Endogenous Plasma ACTH Concentration

Estimating the plasma ACTH concentration is the most reliable means of differentiating primary from secondary hypoadrenocorticism and can also alert the clinician to the likelihood of a prior undisclosed glucocorticoid injection.

Treatment

Because of the combination of a potentially critical patient and the inability to confirm a diagnosis by cortisol estimation within hours of hospitalisation, there are frequently times when suspected hypoadrenocorticism requires treatment before a diagnosis has been reliably confirmed. Initially most affected animals require concurrent intravenous fluid and parenteral glucocorticoid/mineralocorticoid replacement therapy.

Initial Stabilising Therapy

Fluid therapy should be started as soon as possible in the acutely sick patient. Patients with hypoadrenocorticism are susceptible to fluid overload and additionally rapid correction of the hyponatraemia may result in structural neurological disease and myelinolysis characterised by a variety of variably reversible neurological signs. There is thus a conflict between the need to rapidly correct the severe hypovolaemia while ensuring the serum sodium concentration does not increase rapidly. Consequently the fluid of choice is normal saline (0.9%) and most endocrinologists and criticalists recommend an initial rate of 10-30 ml/kg/hr with a subsequent reduction to no more than twice maintenance levels (120 ml/kg/24 hours) after 2-3 hours.

Because of the potential for excessively rapid correction of the hyponatraemia, plasma sodium concentration should be monitored closely. Experimental and clinical observations suggest the degree of correction over the first 24 hours is more important than a rate over any given period and problems are unlikely if the plasma sodium does not increase by more than 10-12 mmol/l in the first 24 hours.

Although fluid therapy alone generally results in a marked reduction in plasma potassium, restoration of renal perfusion and correction of acidosis, it should be complemented by treatment with a parenteral agent possessing both glucocorticoid and mineralocorticoid activity. Currently, hydrocortisone sodium succinate (HSS) is the only commercially available parenteral steroid with equipotent glucocorticoid and mineralocorticoid activity. Although soluble dexamethasone or prednisolone preparations can be used, the lack of mineralocorticoid activity make them less attractive alternatives to HSS.
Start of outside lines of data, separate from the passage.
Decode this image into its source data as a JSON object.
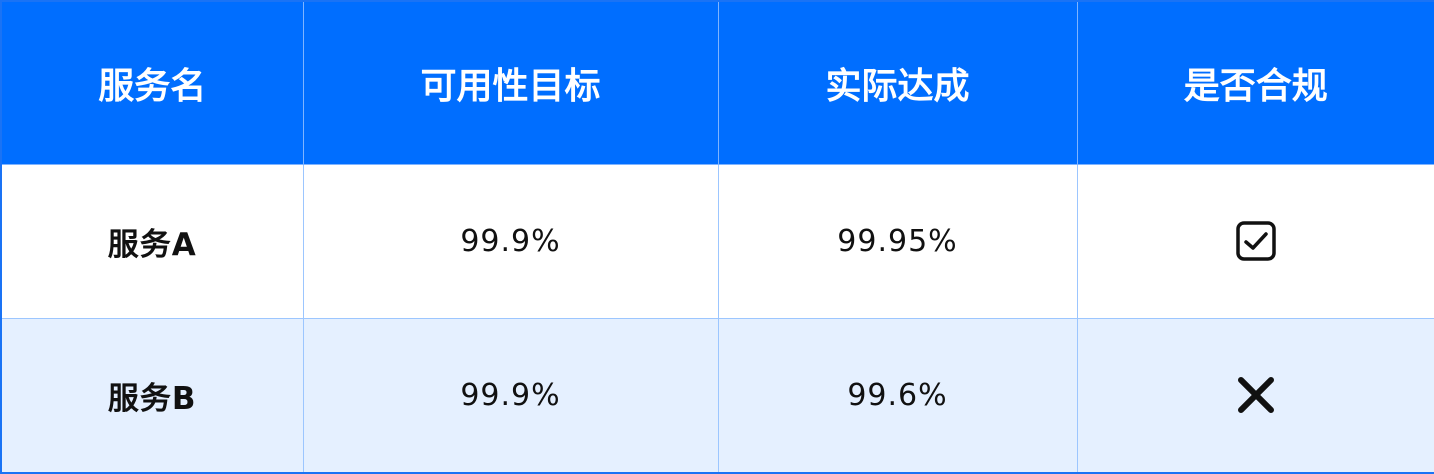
{
  "table": {
    "headers": [
      "服务名",
      "可用性目标",
      "实际达成",
      "是否合规"
    ],
    "rows": [
      {
        "service": "服务A",
        "target": "99.9%",
        "actual": "99.95%",
        "compliant": true,
        "icon": "checkbox-checked-icon"
      },
      {
        "service": "服务B",
        "target": "99.9%",
        "actual": "99.6%",
        "compliant": false,
        "icon": "x-mark-icon"
      }
    ]
  },
  "colors": {
    "header_bg": "#006EFF",
    "alt_row_bg": "#E5F0FF",
    "grid": "#9CC6FF"
  }
}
HSS is administered as an intravenous infusion at a dose of 0.5mg/kg/hr until normal gastrointestinal function has returned, the dog is eating and drinking normally and can be changed to oral steroid supplementation. In a dog with clinically significant hypoadrenocorticism this dose is likely to produce plasma cortisol concentrations of approximately 1000 nmol/l within 2-3 hours. Such a cortisol concentration is likely to provide adequate glucocorticoid and mineralocorticoid replacement in stressed dogs with impaired adrenocortical function.

As there is potential for HSS to adhere to plastic or glass at low concentrations it is best to administer it in its own fluid bag made up to a concentration of 1mg/ml. It is incompatible with a variety of different solutions including ampicillin sodium and it is therefore best to dilute the HSS in normal saline.

Maintenance Therapy

Once the patient is stabilised, glucocorticoid and mineralocorticoid replacement therapy almost always needs to be maintained for the remainder of the animal's life. Traditionally, a semiselective mineralocorticoid, fludrocortisone, and a semiselective glucocorticoid (cortisone acetate or prednisolone) are initially used together. The former is discontinued in a proportion of patients after 1-2 months.